Add accuracy tests for traced optimizers (#97577)

Pull Request resolved: https://github.com/pytorch/pytorch/pull/97577
Approved by: https://github.com/yifuwang
diff --git a/test/distributed/_spmd/test_tracing.py b/test/distributed/_spmd/test_tracing.py
index 000d2e8..6c8f0e6 100644
--- a/test/distributed/_spmd/test_tracing.py
+++ b/test/distributed/_spmd/test_tracing.py
@@ -517,6 +517,29 @@
             # Should we match that behavior?
             self.assertEqual(g1 / self.world_size, p2.grad)
 
+    def _test_optimizer(self, mod, ddp_mod, opt, ddp_opt, inp, train_step):
+        ddp_inp = deepcopy(inp)
+
+        # materialize optimizer states
+        mod(inp).sum().backward()
+        opt.step()
+        opt.zero_grad()
+
+        ddp_mod(ddp_inp).sum().backward()
+        ddp_opt.step()
+        ddp_opt.zero_grad()
+
+        # test parameter parity
+        # FIXME(@mrshenli): inplace op + DTensor does not trigger allreduce, so
+        # only testing local model for now
+        train_step(mod, opt, inp)
+
+        ddp_mod(ddp_inp).sum().backward()
+        ddp_opt.step()
+
+        for p1, p2 in zip(mod.parameters(), ddp_mod.parameters()):
+            self.assertEqual(p1, p2)
+
     @skip_if_lt_x_gpu(2)
     @with_comms
     def test_sgd(self):
@@ -526,16 +549,18 @@
             opt.step()
 
         rank = torch.distributed.get_rank()
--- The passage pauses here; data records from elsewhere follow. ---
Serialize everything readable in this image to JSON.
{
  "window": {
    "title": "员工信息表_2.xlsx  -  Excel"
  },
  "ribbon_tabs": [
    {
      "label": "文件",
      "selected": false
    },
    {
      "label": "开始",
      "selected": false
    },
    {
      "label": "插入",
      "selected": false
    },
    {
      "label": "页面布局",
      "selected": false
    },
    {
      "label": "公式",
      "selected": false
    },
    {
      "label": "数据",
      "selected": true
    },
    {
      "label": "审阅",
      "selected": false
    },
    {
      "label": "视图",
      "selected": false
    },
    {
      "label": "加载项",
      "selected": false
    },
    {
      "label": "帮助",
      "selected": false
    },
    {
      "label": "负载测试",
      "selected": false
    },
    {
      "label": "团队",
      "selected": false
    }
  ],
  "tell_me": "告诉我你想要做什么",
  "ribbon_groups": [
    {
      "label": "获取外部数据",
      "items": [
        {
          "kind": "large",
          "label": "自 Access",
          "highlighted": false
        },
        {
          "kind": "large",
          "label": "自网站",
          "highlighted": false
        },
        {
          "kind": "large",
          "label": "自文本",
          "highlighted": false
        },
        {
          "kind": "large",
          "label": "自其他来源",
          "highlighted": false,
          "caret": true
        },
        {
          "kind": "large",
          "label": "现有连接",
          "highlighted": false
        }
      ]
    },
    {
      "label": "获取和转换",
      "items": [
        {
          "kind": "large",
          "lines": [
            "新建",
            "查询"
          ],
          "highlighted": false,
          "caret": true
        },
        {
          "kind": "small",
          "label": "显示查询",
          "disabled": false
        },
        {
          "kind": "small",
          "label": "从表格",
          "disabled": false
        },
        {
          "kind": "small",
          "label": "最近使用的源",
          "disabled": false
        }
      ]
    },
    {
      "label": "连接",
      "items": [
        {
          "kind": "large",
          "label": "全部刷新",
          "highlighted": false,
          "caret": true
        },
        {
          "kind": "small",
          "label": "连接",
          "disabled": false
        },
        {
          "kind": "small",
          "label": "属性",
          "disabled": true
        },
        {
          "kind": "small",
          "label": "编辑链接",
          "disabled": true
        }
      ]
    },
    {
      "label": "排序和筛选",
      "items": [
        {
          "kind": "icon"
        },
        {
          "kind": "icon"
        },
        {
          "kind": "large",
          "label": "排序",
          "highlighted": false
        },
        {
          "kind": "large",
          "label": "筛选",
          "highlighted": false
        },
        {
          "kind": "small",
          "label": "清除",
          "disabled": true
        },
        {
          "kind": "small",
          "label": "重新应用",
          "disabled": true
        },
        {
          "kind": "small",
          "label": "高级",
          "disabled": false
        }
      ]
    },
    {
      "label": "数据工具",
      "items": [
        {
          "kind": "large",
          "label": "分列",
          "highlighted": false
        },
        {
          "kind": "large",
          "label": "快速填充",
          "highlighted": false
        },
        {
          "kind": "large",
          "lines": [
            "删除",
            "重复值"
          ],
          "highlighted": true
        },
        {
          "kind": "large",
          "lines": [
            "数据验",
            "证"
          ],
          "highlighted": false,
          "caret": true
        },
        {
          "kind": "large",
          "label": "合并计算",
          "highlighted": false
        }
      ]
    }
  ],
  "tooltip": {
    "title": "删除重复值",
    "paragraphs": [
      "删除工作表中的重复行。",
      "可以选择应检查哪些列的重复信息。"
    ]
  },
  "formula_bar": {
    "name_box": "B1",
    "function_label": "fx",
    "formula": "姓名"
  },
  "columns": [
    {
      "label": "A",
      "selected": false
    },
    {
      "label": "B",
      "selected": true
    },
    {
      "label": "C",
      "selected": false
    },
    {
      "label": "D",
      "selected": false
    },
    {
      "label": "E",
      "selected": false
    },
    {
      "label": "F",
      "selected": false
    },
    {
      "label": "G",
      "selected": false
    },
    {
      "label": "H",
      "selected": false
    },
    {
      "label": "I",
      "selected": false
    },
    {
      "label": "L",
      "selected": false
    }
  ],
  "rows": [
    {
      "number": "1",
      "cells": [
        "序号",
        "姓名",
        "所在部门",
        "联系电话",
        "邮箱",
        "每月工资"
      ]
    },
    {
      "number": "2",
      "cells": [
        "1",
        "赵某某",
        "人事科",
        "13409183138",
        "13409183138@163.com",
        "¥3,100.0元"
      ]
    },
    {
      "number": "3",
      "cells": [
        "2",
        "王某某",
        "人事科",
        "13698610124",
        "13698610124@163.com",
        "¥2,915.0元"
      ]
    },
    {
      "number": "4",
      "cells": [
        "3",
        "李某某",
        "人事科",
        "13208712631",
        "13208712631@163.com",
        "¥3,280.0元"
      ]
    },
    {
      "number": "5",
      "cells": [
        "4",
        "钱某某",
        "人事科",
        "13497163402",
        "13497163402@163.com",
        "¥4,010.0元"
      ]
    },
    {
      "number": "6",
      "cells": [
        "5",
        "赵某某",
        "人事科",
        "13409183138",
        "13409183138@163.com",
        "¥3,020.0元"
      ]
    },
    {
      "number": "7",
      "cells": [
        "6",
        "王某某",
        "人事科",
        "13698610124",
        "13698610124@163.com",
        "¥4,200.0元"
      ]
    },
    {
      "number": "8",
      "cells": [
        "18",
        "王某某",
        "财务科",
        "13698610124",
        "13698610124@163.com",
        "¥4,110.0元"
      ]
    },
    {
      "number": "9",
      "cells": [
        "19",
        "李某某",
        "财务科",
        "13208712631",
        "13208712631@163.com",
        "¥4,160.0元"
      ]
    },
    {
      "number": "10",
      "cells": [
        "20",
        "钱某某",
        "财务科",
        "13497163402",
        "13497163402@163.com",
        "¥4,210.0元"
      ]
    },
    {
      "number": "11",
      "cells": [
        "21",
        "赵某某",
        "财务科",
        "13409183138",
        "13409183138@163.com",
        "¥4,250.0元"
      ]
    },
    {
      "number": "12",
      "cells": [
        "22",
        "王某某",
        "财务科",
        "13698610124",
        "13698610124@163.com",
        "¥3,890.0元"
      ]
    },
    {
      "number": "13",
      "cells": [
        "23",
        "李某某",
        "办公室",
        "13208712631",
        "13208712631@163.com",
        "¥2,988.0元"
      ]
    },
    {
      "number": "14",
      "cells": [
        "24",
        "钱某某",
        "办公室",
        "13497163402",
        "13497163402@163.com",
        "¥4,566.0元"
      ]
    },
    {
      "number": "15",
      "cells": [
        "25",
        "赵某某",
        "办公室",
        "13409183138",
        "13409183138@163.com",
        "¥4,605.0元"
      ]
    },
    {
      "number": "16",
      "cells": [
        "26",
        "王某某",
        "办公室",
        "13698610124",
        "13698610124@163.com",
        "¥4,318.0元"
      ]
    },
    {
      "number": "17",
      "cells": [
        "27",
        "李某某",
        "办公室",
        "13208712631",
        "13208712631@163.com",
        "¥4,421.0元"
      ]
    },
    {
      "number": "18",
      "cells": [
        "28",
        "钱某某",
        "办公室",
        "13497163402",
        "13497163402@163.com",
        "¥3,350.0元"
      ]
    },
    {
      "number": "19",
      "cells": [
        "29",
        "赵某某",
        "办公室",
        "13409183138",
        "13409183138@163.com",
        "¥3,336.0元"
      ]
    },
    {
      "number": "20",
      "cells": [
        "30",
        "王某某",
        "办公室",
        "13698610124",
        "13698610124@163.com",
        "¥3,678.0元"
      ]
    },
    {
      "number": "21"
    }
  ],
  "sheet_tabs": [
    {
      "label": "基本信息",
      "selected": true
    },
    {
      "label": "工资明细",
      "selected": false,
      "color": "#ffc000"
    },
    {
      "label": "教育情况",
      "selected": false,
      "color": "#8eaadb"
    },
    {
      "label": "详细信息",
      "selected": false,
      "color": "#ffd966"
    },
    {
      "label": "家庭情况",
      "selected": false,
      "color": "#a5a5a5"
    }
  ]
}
-        mod = nn.Linear(10, 10).cuda(rank)
+        # FIXME(@mrshenli): remove manual seed once dist.compile can synchronize
+        # module parameters.
+        torch.manual_seed(0)
+        # FIXME(@mrshenli): gradients for bias is missing
+        mod = nn.Linear(10, 10, bias=False).cuda(rank)
         # FIXME(@mrshenli): we have to enable foreach to get better perf
         opt = torch.optim.SGD(mod.parameters(), lr=0.01, foreach=False)
-        inp = torch.zeros(2, 10).cuda(rank)
+        inp = torch.randn(2, 10).cuda(rank)
 
-        mod(inp).sum().backward()
-        opt.step()
-
-        # FIXME(@mrshenli): inplace op + DTensor does not trigger allreduce
-        train_step(mod, opt, inp)
+        ddp_mod = DDP(deepcopy(mod), device_ids=[rank])
+        ddp_opt = torch.optim.SGD(ddp_mod.parameters(), lr=0.01, foreach=False)
+        self._test_optimizer(mod, ddp_mod, opt, ddp_opt, inp, train_step)
 
     @skip_if_lt_x_gpu(2)
     @with_comms
@@ -546,17 +571,20 @@
             opt.step()
 
         rank = torch.distributed.get_rank()
-        mod = nn.Linear(10, 10).cuda(rank)
+        # FIXME(@mrshenli): remove manual seed once dist.compile can synchronize
+        # module parameters.
+        torch.manual_seed(0)
+        # FIXME(@mrshenli): gradients for bias is missing
+        mod = nn.Linear(10, 10, bias=False).cuda(rank)
+        # FIXME(@mrshenli): we have to enable foreach to get better perf
         opt = torch.optim.Adam(
             mod.parameters(), lr=0.01, foreach=False, capturable=True
         )
-        inp = torch.zeros(2, 10).cuda(rank)
+        inp = torch.randn(2, 10).cuda(rank)
 
-        mod(inp).sum().backward()
-        opt.step()
-
-        # FIXME(@mrshenli): inplace op + DTensor does not trigger allreduce
-        train_step(mod, opt, inp)
+        ddp_mod = DDP(deepcopy(mod), device_ids=[rank])
+        ddp_opt = torch.optim.Adam(ddp_mod.parameters(), lr=0.01, foreach=False)
+        self._test_optimizer(mod, ddp_mod, opt, ddp_opt, inp, train_step)
 
     @skip_if_lt_x_gpu(2)
     @with_comms
@@ -606,7 +634,10 @@
         train_step(mod, opt, inp)
 
         # checking transforms are indeed invoked.
-        self.assertEqual(transform_targets, [torch.ops.dummy.ddm.default, torch.ops.dummy.ddm_backward.default])
+        self.assertEqual(
+            transform_targets,
+            [torch.ops.dummy.ddm.default, torch.ops.dummy.ddm_backward.default],
+        )
 
 
 if __name__ == "__main__":